You can learn more about Arkindex on its official documentation.

Important changes

In the API, all the process-related endpoints and URLs have been renamed: mentions of "dataimport" were replaced by "process". For example, the endpoint to list Arkindex processes is now ListProcesses instead of ListDataImports, and the API URL has changed from /api/v1/imports/ to /api/v1/process/. As a consequence, these endpoints are now under a process section in the API documentation.

Process

  • It is now possible to specify a shm_size parameter in a worker version's docker configuration. This allows for the increase of the available shared memory in /dev/shm, which was required for the training of some workers.
  • Users with a contributor-level access to workers (or any user, for public workers) can now start training processes for these workers.
  • It is now possible to create parameters in the worker's user configuration that take a list of booleans as input, using the bool subtype.
A list of booleans
A list of booleans
  • There have been some improvements to the worker activity feature:

    • When a process is retried, its attached worker activities are re-initialized, allowing for the re-assignment of existing worker activities to the new process, as well as re-creating missing worker activities (for example, if new elements were created).
    • This activity initialization can "steal" worker activities from other, older processes with the same worker, worker version and configuration; an older process, however, cannot "steal" a newer process' worker activities.
    • A worker activity's timeout (1 hour by default) is now always calculated from when it was marked as started, even if the process was retried (and the activity was marked as started again), not from when it was created.
    • When a task fails during a process, the started worker activities are all marked as error.
  • Our worker execution system, Ponos, also underwent a few improvements:

    • A bug was fixed which prevented Ponos agents from properly freeing up space after downloading Docker images, causing hosts to run out of space.
    • Empty worker runs (no tasks) are now handled when retrieving a workflow's state, instead of causing an error, which could occur when starting a workflow while the database is under heavy load.

API

  • The ListElementMetaData endpoint (API documentation) now has a load_parents option, which allows it to retrieve an element's parents' metadata along with its own.
  • HTML sanitization (which removed characters like & or >) is now restricted to Markdown metadata, instead of being applied to all metadata.

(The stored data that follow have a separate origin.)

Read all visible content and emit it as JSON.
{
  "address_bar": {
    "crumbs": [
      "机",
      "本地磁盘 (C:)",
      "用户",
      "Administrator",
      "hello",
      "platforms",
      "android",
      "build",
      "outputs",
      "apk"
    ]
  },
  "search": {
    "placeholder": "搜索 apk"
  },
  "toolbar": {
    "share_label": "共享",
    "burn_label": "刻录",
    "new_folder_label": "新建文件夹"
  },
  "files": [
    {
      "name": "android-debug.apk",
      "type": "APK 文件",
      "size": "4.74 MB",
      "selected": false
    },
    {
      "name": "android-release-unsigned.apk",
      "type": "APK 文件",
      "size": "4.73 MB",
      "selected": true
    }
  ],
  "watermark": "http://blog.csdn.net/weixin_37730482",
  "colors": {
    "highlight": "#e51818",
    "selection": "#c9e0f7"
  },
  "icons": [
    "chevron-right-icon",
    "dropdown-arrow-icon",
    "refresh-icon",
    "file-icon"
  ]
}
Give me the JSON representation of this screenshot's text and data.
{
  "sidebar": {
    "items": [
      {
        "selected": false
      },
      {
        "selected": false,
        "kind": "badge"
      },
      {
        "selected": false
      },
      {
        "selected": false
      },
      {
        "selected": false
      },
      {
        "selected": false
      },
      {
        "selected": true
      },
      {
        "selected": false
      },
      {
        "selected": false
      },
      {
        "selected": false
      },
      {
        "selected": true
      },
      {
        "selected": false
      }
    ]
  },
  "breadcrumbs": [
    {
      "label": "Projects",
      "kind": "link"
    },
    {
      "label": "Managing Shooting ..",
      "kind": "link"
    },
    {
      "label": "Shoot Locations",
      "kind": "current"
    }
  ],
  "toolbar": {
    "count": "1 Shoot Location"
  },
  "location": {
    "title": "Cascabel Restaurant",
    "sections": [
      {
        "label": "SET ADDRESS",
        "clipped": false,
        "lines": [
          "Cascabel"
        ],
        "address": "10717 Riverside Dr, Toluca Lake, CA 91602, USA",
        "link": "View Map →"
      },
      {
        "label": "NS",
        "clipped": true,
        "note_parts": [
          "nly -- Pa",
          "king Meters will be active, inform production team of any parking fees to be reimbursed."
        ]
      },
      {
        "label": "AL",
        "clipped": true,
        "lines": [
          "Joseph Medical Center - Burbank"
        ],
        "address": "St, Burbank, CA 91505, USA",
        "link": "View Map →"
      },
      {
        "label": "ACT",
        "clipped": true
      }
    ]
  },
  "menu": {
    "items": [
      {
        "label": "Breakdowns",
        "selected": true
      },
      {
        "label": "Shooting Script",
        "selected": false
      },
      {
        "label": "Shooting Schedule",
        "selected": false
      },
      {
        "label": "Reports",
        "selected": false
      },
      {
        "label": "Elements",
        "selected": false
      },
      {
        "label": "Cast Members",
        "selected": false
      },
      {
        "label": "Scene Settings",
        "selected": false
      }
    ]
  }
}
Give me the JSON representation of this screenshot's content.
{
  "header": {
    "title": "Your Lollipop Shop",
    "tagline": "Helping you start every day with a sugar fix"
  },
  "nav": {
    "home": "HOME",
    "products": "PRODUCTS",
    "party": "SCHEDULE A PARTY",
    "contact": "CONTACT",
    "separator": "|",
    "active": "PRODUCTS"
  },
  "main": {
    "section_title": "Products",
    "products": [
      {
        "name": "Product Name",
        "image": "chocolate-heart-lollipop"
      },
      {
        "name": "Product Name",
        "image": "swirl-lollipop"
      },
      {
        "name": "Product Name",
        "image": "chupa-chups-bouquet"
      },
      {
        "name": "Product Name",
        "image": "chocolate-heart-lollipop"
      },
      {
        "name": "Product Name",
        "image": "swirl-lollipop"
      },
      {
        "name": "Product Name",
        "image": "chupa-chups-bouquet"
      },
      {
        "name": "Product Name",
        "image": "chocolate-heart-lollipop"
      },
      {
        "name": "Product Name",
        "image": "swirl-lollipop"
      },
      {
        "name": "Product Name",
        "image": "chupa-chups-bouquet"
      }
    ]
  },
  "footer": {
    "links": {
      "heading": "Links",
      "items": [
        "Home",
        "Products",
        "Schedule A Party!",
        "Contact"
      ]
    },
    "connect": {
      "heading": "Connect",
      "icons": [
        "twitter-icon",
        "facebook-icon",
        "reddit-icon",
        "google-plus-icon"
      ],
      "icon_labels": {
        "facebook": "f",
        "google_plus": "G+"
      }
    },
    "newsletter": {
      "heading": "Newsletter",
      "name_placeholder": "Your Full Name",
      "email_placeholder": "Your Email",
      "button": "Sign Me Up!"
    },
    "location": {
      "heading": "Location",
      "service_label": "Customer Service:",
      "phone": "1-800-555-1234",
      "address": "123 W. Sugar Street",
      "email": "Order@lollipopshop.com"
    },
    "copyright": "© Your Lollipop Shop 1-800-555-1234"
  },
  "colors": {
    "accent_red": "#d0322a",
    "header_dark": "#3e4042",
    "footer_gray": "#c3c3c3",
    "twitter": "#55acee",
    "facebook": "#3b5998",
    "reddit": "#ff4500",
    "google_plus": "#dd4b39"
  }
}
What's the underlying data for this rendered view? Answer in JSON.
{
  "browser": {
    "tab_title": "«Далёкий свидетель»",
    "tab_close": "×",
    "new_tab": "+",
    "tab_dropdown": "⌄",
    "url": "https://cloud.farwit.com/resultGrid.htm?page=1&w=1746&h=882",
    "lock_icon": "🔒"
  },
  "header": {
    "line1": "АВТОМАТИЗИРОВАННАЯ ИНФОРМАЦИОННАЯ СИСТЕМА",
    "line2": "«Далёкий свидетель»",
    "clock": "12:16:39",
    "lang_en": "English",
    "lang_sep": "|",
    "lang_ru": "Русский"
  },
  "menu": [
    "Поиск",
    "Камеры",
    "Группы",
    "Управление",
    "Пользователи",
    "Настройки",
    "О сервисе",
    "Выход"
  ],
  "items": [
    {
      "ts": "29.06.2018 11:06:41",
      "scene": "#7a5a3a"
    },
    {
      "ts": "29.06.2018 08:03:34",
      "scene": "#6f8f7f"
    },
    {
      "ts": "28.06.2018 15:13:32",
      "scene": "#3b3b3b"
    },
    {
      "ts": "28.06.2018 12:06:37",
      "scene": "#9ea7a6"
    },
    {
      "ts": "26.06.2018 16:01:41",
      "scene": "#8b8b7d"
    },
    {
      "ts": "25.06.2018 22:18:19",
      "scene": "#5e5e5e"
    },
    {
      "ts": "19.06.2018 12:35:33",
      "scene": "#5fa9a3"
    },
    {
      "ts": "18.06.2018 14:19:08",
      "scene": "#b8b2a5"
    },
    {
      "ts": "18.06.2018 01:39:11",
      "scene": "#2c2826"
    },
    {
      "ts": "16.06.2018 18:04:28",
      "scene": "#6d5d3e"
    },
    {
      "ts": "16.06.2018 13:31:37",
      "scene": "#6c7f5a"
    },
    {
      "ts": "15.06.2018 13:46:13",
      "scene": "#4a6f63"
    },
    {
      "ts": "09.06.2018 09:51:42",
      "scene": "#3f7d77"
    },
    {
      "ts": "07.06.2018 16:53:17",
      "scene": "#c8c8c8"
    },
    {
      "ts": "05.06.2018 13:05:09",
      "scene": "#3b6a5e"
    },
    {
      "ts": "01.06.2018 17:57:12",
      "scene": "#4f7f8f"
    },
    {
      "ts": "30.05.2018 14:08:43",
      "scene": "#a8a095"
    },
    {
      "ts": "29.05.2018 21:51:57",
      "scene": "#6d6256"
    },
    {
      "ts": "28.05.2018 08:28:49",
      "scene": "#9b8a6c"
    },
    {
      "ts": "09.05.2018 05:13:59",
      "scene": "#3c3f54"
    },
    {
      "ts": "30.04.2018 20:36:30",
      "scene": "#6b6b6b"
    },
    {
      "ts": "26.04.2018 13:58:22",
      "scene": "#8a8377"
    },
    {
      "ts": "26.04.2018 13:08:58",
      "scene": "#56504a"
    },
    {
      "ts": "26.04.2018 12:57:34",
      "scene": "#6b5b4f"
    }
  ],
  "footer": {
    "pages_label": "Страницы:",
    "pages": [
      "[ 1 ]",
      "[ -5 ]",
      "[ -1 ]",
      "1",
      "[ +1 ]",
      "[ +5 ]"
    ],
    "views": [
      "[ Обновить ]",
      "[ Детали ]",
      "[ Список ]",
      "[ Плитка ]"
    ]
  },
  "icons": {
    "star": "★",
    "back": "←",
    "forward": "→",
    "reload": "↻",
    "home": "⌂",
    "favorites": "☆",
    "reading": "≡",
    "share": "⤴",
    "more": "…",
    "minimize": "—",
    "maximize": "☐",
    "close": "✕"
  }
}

Read more about the rules that apply to the different metadata types in the Arkindex documentation.
  • The bulk creation endpoint CreateElementTranscriptions now supports adding a confidence score to the created elements, not just the transcriptions.

Frontend

  • The Arkindex frontend now supports TypeScript, allowing developers to type variables in order to produce better code more easily and avoid mistakes.
  • The element path display in the element header when browsing elements with multiple parents has ben improved: the different paths stay displayed in the same order when going from one child element to another.
An element with multiple parent paths
An element with multiple parent paths
  • The Search form and view have been refactored, to solve a number of issues.
  • The batch deletion mode is now disabled when the annotation panel is closed.
  • The file import interface's error handling has been improved.
  • The name editing field is now closed when navigating to another element.
  • Users are now blocked from accessing the process configuration and element filtering pages for unconfigurable processes.

Transkribus import

The polygons created by a Transkribus import are now trimmed to fit inside their image if they overflow it, and ignored if they are outside the image's bounds, instead of triggering an error.